Hydrocarbon multi-component and transformation ratios for Tara-1 well

Conclusion

The Taratu Formation in the Great South Basin of New Zealand is proven to be an excellent source rock in this study. The studied source rock samples collected from Tara-1 Well has two different ages: Paleocene and Cretaceous. Rock-Eval pyrolysis executed on these samples shows that higher readings of TOC and S2 are detected in coal samples of both Paleocene and Late Cretaceous age relative to the mudstone samples. Regardless, the Taratu Formation is still considered a source rock of high quality and quantity, which generates kerogen type II–III and gas-prone kerogen type III. Varying thermal maturity stages of the Taratu source rock is recorded; Paleocene source rocks located at relatively shallower depths are thermally immature based on the Tmax, VR, and PI values. In turn, source rock belonging to the Late Cretaceous is thermally mature due to its relatively older age and greater depth of burial.

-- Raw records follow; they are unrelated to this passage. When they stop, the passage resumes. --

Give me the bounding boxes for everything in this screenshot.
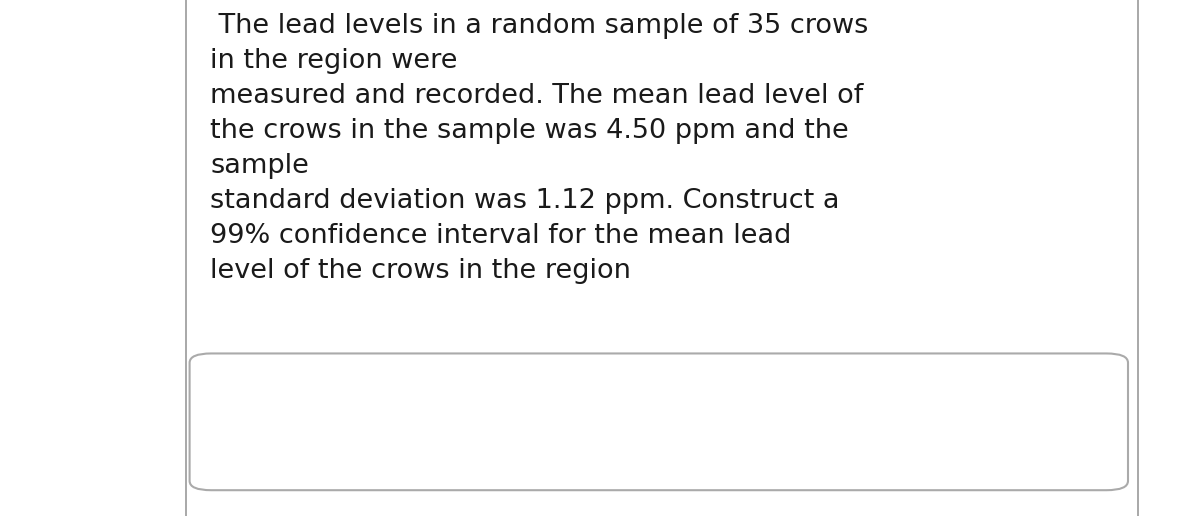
Text: The lead levels in a random sample of 35 crows
in the region were
measured and r: The lead levels in a random sample of 35… [210, 13, 869, 284]
FancyBboxPatch shape [190, 353, 1128, 490]
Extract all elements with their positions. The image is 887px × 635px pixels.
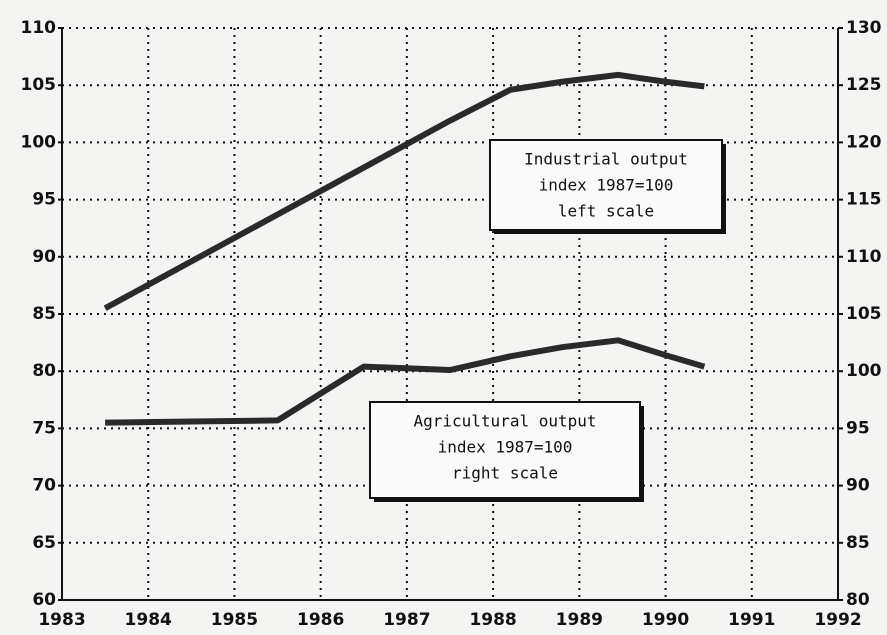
y-tick-label: 80 xyxy=(32,361,56,381)
x-tick-label: 1989 xyxy=(556,610,603,630)
y-tick-label: 70 xyxy=(32,476,56,496)
annotation-shadow xyxy=(494,230,726,234)
annotation-text: index 1987=100 xyxy=(438,438,573,457)
annotation-text: Industrial output xyxy=(524,150,688,169)
y-tick-label: 95 xyxy=(32,190,56,210)
y2-tick-label: 95 xyxy=(846,418,870,438)
x-tick-label: 1990 xyxy=(642,610,689,630)
y-tick-label: 105 xyxy=(21,75,57,95)
y-tick-label: 110 xyxy=(21,18,57,38)
x-tick-label: 1987 xyxy=(383,610,430,630)
annotation-shadow xyxy=(374,498,644,502)
y2-tick-label: 125 xyxy=(846,75,882,95)
y2-tick-label: 105 xyxy=(846,304,882,324)
y-tick-label: 85 xyxy=(32,304,56,324)
x-tick-label: 1986 xyxy=(297,610,344,630)
y2-tick-label: 110 xyxy=(846,247,882,267)
annotation-box xyxy=(489,139,723,231)
annotation-shadow xyxy=(640,406,644,502)
y-tick-label: 90 xyxy=(32,247,56,267)
x-tick-label: 1988 xyxy=(469,610,516,630)
y-tick-label: 60 xyxy=(32,590,56,610)
series-line xyxy=(105,337,706,426)
y2-tick-label: 120 xyxy=(846,132,882,152)
y2-tick-label: 80 xyxy=(846,590,870,610)
x-tick-label: 1983 xyxy=(38,610,85,630)
series-line xyxy=(103,71,705,311)
annotation-text: left scale xyxy=(558,202,654,221)
y2-tick-label: 100 xyxy=(846,361,882,381)
x-tick-label: 1985 xyxy=(211,610,258,630)
y2-tick-label: 85 xyxy=(846,533,870,553)
annotation-shadow xyxy=(722,144,726,234)
y-tick-label: 100 xyxy=(21,132,57,152)
y2-tick-label: 130 xyxy=(846,18,882,38)
x-tick-label: 1991 xyxy=(728,610,775,630)
annotation-text: Agricultural output xyxy=(413,412,596,431)
annotation-text: right scale xyxy=(452,464,558,483)
y-tick-label: 75 xyxy=(32,418,56,438)
x-tick-label: 1992 xyxy=(814,610,861,630)
x-tick-label: 1984 xyxy=(125,610,172,630)
annotation-text: index 1987=100 xyxy=(539,176,674,195)
y-tick-label: 65 xyxy=(32,533,56,553)
y2-tick-label: 90 xyxy=(846,476,870,496)
y2-tick-label: 115 xyxy=(846,190,882,210)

One-dimensional basin modeling of Tara-1 well allowed the understanding of burial and thermal histories of the Taratu Formation. An excellent fit between measured and modeled values for subsurface temperature and vitrinite reflectance are obtained after making the necessary adjustments, indicating a good data quality is used in this study. Top of oil and gas generative windows for the Formation are encountered at 51 and 8 Ma, respectively. In this study, all results are parallel and in agreement with each other.